Novak stood there, framed by light from the chamber beyond. Dressed in a grubby worker-gang uniform, he carried a powered cutting tool in both hands. A dozen prisoners were lined up behind him, all wearing the same overalls, peering back with tattoo-covered faces.
“We are disgusting prisoners,” Novak explained.
“You mean this is a prison revolt?” I asked.
“Exactly. Just like I said. Hurry; is not much time.”
With a blunt exchange in what I took to be Russian, the other prisoners moved on Novak’s word.
“What’s happened to … to Zero …?” Feng said.
Novak nodded. “Was hologram. Hard light. Very realistic.”
“Very realistic,” Lopez agreed. “Then where is she?”
“Not here,” Novak said. “We go now, find her.”
“The thing with the redactor wasn’t real then?”
“Probably was real, but not happening here.”
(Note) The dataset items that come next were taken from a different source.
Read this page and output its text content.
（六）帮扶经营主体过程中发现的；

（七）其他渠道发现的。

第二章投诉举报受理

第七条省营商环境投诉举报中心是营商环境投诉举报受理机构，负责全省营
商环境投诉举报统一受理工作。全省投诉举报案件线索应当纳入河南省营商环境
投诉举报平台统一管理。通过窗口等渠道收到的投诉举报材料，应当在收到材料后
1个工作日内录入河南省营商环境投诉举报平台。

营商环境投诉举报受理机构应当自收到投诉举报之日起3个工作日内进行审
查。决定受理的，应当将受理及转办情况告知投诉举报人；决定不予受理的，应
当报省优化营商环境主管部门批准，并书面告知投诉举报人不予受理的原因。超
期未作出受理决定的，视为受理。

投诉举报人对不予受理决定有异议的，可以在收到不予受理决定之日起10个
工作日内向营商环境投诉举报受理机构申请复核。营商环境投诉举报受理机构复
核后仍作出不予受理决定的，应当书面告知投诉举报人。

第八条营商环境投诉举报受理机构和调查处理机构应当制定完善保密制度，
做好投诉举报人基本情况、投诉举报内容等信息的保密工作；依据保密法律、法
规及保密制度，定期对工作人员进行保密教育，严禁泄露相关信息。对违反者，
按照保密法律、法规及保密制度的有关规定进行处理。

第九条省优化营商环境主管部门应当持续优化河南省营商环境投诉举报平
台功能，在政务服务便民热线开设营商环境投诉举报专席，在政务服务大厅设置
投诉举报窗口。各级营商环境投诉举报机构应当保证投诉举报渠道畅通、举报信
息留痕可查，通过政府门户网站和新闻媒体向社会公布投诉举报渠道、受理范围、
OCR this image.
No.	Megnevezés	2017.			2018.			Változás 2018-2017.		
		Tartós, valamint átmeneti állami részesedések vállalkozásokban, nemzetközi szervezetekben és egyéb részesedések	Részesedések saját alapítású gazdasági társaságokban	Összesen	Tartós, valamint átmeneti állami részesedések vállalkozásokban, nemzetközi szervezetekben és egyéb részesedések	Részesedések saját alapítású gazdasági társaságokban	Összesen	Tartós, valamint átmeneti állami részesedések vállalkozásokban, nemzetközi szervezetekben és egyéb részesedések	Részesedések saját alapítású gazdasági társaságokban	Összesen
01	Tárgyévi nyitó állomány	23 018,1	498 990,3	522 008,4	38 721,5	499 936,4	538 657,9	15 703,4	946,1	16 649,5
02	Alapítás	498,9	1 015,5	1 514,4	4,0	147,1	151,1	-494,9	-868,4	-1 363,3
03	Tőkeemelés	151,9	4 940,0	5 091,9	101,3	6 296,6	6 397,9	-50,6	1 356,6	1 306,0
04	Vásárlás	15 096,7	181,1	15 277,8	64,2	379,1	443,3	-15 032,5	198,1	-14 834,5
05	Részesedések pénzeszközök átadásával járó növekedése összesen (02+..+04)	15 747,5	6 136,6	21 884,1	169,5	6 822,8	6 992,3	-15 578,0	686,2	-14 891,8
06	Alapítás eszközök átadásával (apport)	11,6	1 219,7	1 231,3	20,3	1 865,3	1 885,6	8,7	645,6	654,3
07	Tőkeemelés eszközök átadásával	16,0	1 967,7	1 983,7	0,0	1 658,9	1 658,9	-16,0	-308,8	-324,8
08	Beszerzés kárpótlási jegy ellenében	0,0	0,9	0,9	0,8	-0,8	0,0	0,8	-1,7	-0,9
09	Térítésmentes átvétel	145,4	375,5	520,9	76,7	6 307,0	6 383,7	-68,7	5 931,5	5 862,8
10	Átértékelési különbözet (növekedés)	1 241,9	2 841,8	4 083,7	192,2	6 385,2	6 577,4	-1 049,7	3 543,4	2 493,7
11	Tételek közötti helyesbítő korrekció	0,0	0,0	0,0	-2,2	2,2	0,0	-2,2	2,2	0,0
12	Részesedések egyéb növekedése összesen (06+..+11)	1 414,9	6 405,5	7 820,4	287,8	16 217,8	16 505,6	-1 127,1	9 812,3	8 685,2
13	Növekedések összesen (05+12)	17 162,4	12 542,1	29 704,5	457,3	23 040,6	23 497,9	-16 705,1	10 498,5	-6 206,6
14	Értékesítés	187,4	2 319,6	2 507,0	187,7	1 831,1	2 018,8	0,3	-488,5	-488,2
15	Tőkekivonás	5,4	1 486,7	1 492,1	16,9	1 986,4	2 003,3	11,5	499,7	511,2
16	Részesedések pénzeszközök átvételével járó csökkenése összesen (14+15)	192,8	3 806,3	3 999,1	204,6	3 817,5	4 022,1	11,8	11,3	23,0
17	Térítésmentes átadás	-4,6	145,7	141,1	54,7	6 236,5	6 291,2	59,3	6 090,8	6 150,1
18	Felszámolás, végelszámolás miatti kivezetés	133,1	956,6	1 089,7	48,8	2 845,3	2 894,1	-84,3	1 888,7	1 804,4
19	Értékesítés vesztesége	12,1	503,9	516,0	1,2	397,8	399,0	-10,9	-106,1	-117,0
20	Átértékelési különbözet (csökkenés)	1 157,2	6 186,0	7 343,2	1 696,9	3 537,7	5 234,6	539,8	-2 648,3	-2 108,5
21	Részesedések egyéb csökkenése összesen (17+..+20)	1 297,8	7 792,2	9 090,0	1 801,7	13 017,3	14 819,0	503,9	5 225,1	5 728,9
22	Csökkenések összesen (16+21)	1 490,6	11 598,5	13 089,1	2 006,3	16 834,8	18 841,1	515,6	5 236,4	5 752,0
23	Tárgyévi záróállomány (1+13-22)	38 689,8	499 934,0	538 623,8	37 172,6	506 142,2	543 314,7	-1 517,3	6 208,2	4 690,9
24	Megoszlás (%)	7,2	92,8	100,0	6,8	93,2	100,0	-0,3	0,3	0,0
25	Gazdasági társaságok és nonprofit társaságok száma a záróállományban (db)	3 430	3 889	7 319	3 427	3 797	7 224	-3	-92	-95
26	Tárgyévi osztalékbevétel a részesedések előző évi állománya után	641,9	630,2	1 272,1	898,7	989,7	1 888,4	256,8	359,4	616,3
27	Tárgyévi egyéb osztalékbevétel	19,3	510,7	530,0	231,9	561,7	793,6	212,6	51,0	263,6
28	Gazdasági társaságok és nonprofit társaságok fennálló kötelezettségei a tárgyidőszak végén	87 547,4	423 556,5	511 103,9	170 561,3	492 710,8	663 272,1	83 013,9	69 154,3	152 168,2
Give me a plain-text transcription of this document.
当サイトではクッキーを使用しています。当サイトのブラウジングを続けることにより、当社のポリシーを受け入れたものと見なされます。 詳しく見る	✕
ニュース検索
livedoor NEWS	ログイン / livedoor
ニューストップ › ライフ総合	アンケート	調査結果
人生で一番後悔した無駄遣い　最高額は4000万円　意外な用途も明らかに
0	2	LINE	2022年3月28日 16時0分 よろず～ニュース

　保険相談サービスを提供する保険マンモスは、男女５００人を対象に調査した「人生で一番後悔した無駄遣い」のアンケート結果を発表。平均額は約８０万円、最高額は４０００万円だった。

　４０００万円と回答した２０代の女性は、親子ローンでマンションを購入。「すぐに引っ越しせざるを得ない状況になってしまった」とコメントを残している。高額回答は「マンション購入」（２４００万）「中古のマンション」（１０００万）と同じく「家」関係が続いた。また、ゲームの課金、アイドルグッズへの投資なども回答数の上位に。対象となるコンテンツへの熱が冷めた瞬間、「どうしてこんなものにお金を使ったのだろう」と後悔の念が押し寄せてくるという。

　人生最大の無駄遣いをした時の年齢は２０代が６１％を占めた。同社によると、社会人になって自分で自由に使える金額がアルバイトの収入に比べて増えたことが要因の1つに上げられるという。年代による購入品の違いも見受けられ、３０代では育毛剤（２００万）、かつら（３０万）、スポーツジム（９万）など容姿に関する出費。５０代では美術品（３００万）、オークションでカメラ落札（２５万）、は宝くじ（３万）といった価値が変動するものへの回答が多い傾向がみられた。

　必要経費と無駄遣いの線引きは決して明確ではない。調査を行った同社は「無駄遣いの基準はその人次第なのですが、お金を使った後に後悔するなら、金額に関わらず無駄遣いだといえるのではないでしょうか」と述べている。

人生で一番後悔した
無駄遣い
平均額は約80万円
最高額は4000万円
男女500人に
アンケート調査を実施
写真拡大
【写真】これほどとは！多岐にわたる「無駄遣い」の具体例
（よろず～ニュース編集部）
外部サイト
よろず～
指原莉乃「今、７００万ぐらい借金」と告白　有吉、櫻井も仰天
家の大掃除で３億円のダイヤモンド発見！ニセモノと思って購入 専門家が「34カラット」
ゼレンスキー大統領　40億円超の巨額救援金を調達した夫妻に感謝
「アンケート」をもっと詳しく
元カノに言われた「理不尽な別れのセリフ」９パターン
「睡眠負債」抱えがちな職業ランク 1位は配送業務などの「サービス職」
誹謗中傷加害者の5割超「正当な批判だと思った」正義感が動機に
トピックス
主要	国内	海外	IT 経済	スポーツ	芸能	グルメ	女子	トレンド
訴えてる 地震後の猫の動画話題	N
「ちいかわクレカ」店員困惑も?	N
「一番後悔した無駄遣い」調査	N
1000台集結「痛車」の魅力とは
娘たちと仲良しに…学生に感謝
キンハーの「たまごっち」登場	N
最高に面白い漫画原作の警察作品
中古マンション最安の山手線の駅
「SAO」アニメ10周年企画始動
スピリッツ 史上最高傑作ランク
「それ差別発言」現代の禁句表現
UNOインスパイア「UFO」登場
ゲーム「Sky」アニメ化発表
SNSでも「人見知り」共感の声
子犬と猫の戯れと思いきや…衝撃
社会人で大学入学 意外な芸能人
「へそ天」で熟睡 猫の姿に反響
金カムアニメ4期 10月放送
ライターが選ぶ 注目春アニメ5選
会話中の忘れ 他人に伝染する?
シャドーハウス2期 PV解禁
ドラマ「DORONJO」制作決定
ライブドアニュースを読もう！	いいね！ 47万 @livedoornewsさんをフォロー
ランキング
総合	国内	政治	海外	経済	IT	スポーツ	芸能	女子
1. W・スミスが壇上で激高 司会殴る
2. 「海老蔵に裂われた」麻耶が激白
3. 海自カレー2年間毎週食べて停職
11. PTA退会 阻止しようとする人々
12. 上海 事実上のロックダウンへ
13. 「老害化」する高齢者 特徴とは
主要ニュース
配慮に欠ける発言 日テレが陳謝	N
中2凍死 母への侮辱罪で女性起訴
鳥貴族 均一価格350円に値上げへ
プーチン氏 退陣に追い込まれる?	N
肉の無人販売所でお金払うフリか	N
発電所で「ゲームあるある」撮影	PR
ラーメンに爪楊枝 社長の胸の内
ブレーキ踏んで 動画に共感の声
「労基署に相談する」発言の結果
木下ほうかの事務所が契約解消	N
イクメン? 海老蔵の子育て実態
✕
“Does that mean Carmine is okay too?” I asked. There was hope here, fleeting, but possible. We could rescue both Zero and Carmine …
But Novak put paid to that idea. “I doubt it. They execute her for real. She was no use to them. We must go; must find Vali.”
“Vali? Who’s Vali?” Lopez asked.
Novak flinched at mention of the name, but recovered fast. He set his jaw. “I said Zero. Must act now, yes?”
Fire and Ice had been for real. Feng’s injuries were testament to that. Kwan and Tang had kept themselves safe, while risking their subordinates.